Insurance stocks: How do they operate and are they a safe investment?

Nick Sundich Nick Sundich, October 26, 2023

‘Uncertainty is the only certainty there is’, wrote mathematician John Allen Paulos and insurance stocks help their clients deal with uncertainty.

There is high demand for insurance services, both from consumers and from businesses facing heightened risks in the next few years. However, both markets will want ‘value for money’ and to be paid out when insured events happen. And so we thought we’d recap how these companies operate and whether they really are as safe an investment as you may think.


How Insurance stocks operate

Insurance companies operate by providing financial protection against potential loss or damage. They are a form of risk management that individuals and businesses can use to safeguard themselves from unexpected events.

The basic principle behind insurance is the transfer of risk from an individual or business to an insurance company. In exchange for paying a premium, the insurance company agrees to provide coverage for certain types of losses or damages. This allows individuals and businesses to protect themselves from financial ruin in the event of an unforeseen disaster.


Types of Insurance

There are many different types of insurance that exist, each designed to protect against specific risks for specific clients. Some common types of insurance for consumer markets include health insurance, life insurance, property insurance, and liability insurance.

  • Health Insurance: This type of insurance helps cover the cost of medical expenses for individuals and their families. It can include coverage for doctor visits, hospital stays, prescription drugs, and more.
  • Life Insurance: This is a contract between an individual and an insurance company where the insurer agrees to pay a designated beneficiary a sum of money upon the death of the insured person. This provides financial support for loved ones in the event of a tragedy.
  • Property Insurance: This type of insurance protects against damage to physical property, such as homes or businesses. It can cover losses due to fire, theft, natural disasters, and other events.
  • Liability Insurance: Liability insurance provides coverage for legal expenses and damages in the event that an individual or business is found legally responsible for causing harm to another person or property.
  • Business Insurance: Then there are several types of business insurance, ranging from providers to SMEs to large corporate providers such as QBE (ASX:QBE).


How Insurance stocks protect themselves

If no insured events happen, then it is great to be an insurance stock. But, not so much if insured events do happen. So how do they protect themselves?

First of all, insurance stocks carefully assessing risks and implementing strategies to minimize potential losses. This includes setting premiums at a level that is appropriate for the risk being insured, as well as establishing policies and procedures for handling claims. Insurance stocks may just opt not to insure certain events at all – for instance, some smaller companies may refuse to insure drivers with a bad record. Larger companies may for instance refuse to insure larger businesses for the risk of employee misconduct damaging the company if it cannot see there are appropriate policies in place that might stop such occurrences from happening.

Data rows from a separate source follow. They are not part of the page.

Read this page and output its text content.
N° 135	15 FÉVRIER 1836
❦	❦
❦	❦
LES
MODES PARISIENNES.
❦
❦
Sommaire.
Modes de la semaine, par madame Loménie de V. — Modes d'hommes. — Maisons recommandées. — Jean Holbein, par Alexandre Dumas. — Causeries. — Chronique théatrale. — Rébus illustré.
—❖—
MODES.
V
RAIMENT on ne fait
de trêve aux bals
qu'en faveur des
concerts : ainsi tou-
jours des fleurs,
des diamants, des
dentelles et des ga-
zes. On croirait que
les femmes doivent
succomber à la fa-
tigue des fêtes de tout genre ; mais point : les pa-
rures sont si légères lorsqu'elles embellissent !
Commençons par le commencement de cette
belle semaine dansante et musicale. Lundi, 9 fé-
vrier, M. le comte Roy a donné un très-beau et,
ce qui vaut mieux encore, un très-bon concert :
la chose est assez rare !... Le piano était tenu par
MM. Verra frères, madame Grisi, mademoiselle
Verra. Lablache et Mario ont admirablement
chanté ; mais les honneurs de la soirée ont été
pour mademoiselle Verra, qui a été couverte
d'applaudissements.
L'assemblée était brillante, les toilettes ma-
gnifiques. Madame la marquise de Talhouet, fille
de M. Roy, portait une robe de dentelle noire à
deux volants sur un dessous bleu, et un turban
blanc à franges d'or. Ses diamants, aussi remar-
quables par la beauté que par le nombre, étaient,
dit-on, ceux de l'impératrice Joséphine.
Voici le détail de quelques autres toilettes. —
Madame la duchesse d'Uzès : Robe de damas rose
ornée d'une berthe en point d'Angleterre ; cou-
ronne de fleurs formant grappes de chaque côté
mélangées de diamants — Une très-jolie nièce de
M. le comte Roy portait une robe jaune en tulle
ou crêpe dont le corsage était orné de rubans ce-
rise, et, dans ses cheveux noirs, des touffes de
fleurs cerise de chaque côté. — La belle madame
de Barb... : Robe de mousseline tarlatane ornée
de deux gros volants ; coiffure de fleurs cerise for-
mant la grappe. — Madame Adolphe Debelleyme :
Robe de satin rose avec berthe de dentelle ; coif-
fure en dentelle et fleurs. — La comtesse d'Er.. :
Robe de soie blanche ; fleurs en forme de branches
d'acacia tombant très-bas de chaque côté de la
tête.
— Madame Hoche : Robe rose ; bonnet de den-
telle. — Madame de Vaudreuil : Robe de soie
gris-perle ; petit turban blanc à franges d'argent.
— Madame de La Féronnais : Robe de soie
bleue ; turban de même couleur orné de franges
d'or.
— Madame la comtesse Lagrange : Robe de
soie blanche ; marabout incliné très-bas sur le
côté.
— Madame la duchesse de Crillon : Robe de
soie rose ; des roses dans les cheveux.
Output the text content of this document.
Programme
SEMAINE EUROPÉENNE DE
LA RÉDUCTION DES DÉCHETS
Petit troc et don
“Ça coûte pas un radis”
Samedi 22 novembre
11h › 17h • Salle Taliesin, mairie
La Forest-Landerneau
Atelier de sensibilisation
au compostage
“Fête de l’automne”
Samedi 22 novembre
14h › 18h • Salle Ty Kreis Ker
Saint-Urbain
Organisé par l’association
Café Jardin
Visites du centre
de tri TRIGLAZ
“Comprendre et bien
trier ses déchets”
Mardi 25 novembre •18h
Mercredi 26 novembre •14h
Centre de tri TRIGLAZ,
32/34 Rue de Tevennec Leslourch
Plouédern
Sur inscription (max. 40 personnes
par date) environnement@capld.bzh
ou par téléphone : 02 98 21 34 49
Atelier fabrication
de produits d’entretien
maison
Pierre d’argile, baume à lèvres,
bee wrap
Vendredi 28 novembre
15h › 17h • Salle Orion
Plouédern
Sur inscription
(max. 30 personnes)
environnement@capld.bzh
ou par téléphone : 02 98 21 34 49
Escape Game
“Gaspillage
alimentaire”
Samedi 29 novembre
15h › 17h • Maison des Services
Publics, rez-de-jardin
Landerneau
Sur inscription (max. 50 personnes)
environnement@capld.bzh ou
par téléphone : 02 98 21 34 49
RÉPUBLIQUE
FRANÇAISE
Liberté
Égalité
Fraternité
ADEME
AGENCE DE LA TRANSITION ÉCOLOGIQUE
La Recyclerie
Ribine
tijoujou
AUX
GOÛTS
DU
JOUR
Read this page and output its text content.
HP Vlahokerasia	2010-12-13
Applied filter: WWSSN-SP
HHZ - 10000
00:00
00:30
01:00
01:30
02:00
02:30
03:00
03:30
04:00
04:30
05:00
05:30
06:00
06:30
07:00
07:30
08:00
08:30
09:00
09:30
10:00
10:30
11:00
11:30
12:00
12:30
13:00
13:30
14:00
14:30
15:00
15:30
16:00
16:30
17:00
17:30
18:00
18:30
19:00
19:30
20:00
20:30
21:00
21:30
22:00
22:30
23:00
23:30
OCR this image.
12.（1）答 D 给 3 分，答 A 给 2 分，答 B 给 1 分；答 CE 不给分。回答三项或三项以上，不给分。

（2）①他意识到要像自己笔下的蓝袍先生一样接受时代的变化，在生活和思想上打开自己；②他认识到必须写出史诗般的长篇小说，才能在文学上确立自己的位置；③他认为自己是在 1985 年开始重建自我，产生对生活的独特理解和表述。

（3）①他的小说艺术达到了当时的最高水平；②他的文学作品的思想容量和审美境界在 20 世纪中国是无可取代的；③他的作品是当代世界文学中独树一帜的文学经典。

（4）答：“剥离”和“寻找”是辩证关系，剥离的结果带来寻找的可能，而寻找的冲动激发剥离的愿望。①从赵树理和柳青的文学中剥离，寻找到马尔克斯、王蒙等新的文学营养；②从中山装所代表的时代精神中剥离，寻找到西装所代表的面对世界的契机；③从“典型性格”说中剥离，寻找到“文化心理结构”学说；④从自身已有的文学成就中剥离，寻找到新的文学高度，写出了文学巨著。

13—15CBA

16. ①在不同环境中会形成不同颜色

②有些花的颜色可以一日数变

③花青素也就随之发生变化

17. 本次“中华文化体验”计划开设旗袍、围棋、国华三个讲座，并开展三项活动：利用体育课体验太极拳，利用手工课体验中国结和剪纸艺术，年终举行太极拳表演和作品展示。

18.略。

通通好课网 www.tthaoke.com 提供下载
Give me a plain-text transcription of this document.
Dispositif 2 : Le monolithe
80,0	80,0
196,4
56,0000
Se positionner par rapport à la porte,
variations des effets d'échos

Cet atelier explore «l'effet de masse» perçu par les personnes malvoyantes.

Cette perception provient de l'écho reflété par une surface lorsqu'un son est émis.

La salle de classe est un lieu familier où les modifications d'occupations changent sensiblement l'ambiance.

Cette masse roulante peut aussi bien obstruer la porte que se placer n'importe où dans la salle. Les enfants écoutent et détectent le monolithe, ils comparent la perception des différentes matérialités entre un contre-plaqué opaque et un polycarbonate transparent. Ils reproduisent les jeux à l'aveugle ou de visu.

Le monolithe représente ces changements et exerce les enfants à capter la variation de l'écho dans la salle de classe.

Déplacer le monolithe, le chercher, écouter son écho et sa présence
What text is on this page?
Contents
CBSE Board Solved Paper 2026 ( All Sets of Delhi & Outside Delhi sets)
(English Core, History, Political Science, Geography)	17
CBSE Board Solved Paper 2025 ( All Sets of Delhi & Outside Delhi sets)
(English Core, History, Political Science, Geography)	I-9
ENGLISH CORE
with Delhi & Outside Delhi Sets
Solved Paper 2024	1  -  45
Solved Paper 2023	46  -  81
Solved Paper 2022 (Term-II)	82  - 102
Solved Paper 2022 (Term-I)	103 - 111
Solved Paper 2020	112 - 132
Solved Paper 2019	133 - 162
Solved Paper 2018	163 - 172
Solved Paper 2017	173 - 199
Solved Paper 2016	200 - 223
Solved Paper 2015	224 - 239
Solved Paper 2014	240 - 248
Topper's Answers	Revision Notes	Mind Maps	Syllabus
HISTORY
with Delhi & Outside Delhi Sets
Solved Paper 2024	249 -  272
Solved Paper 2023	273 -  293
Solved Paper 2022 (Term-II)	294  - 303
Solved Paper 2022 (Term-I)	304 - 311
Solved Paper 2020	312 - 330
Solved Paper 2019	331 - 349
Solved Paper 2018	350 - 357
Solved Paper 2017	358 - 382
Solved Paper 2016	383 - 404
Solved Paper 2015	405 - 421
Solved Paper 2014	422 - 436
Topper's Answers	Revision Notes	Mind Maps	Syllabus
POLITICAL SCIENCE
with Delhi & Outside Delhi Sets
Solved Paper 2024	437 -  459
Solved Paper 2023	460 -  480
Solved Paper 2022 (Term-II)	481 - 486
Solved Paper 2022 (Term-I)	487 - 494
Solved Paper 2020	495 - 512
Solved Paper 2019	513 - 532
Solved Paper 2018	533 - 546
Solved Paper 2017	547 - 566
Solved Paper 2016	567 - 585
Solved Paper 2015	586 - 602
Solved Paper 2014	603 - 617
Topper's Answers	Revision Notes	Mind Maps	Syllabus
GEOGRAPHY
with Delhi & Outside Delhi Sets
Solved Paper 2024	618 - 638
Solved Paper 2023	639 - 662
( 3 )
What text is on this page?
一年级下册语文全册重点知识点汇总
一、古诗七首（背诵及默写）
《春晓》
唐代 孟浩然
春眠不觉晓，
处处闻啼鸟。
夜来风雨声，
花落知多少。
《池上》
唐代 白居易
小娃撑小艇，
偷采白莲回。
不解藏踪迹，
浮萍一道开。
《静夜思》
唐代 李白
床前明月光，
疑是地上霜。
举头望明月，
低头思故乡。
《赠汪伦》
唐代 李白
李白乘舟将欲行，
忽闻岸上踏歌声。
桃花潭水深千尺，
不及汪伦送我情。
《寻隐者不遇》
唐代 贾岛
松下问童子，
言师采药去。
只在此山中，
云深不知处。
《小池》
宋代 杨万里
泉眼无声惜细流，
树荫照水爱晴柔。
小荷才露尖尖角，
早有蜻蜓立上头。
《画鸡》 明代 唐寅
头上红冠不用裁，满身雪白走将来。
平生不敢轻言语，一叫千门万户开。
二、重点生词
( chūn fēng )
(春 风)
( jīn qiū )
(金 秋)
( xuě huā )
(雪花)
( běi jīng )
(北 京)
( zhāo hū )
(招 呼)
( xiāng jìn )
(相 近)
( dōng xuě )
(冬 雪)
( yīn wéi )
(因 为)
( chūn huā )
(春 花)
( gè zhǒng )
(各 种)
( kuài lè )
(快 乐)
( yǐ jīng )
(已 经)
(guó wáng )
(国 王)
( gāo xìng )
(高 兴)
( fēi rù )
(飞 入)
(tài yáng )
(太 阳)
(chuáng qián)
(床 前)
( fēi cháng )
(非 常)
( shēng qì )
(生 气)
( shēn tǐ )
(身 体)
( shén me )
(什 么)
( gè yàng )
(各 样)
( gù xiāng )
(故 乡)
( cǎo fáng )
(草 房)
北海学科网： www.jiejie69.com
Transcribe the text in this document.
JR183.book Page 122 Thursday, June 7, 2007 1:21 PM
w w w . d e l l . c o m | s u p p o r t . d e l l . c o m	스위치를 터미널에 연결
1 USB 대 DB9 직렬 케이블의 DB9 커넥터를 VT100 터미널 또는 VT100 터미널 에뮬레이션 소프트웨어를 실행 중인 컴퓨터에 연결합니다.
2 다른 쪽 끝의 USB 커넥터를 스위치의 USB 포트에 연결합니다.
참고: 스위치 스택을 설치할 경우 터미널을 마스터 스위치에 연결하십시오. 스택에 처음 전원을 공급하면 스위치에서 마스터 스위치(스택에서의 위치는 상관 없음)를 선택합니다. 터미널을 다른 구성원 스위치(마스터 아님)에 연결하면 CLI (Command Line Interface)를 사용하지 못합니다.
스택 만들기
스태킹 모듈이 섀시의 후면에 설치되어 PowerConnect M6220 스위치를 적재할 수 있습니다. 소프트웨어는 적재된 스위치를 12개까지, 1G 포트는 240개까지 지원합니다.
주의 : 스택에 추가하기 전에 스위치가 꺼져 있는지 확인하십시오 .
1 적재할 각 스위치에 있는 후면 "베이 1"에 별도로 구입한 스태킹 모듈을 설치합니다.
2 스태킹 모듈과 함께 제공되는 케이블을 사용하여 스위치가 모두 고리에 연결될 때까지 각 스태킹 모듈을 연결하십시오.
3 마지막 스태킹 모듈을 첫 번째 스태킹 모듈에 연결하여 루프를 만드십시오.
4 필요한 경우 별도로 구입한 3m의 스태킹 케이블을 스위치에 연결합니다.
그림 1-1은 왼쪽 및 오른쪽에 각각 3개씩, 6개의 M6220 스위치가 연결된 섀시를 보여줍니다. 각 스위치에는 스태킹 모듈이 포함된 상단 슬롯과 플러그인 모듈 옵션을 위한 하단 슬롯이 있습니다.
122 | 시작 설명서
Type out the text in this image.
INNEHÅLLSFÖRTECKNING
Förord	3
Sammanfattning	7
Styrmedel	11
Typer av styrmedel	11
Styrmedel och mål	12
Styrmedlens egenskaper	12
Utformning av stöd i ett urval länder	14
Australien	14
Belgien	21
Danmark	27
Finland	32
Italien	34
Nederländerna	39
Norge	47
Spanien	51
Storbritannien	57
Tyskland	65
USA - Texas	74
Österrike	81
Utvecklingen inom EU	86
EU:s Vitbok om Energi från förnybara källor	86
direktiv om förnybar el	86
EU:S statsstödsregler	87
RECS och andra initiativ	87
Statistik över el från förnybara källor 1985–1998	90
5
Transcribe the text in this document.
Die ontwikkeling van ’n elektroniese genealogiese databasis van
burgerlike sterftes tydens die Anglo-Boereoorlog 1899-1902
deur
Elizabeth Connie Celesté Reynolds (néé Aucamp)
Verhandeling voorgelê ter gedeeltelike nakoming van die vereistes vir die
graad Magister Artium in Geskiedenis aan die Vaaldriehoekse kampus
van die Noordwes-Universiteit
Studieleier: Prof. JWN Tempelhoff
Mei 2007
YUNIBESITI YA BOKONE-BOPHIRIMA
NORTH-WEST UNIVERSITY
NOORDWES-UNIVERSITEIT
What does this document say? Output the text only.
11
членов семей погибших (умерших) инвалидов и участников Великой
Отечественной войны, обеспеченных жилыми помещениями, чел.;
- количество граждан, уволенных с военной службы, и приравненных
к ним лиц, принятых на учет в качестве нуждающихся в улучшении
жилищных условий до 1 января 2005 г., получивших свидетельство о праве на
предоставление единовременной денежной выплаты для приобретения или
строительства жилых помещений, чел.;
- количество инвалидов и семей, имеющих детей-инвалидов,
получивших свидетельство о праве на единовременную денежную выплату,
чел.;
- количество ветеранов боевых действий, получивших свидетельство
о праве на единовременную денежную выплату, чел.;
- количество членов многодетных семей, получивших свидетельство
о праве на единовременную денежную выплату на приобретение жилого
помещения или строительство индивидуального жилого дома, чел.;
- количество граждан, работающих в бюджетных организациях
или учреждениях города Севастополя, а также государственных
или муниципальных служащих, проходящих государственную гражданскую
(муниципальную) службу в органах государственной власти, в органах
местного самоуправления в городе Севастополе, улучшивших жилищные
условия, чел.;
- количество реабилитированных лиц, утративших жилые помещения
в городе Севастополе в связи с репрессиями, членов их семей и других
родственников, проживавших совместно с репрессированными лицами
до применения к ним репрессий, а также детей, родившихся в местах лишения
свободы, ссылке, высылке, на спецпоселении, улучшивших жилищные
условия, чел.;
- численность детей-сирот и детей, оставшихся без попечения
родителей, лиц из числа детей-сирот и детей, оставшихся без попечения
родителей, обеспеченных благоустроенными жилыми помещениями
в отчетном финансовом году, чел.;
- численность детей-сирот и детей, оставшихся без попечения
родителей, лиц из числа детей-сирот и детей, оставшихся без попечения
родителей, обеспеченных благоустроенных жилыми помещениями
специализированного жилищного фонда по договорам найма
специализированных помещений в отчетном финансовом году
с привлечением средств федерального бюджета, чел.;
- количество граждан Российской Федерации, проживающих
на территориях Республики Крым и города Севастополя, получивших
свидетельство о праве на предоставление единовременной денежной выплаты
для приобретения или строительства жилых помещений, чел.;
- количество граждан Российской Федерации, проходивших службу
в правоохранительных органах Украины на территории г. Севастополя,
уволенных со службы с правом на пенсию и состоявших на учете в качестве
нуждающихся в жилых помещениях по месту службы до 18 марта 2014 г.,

And if clients keep claiming, insurance stocks may hike premiums accordingly to account for the risk. Insurance companies also use reinsurance, which is when they transfer a portion of their risk to another insurance company. This helps spread the risk and prevents one major claim from causing financial strain on a single company.


Investors are liking insurance stocks right now

Insurance stocks are amongst the ASX’s best performers, at least among large caps. While the ASX 200 has barely budged in 12 months, QBE is up 29% in the last year and IAG is up 18%.


QBE (ASX:QBE) share price chart, log scale (Source: TradingView)


IAG (ASX:IAG) share price chart, log scale (Source: TradingView)


Yes, even IAG after it faced 15,000 claims worth A$350m after Cyclone Gabrielle back in February. Although it paid a total of $10.2bn in claims (a figure up 20% in 12 months) in FY23, this stock wrote $14.7bn in premiums (up over 10%) and made a profit of over $800m (more than double from last year).

As for QBE, it made wrote US$20bn in premiums in FY22 (which is the calendar year) and made a US$750m profit. For the first half of CY23, it wrote $12.8bn in premiums and made a US$400m profit (well ahead of the US$48m profit it made in the first half of CY22).

Consensus estimate for FY24 expect over 20% earnings growth for QBE but only 9% growth for IAG. The mean target price for IAG is only 3% higher than the current price but 16% for QBE. And so investors looking into insurance stocks may want to consider QBE ahead of IAG.



Insurance companies play an important role in protecting individuals and businesses from potential financial losses. By effectively managing risks and utilising various strategies, they are able to provide a safety net for consumers and businesses who may face unexpected events.

Understanding how insurance companies operate and protect themselves can help individuals make informed decisions when it comes to purchasing insurance coverage. So, it is important to research and carefully consider the different types of insurance stocks available to investors.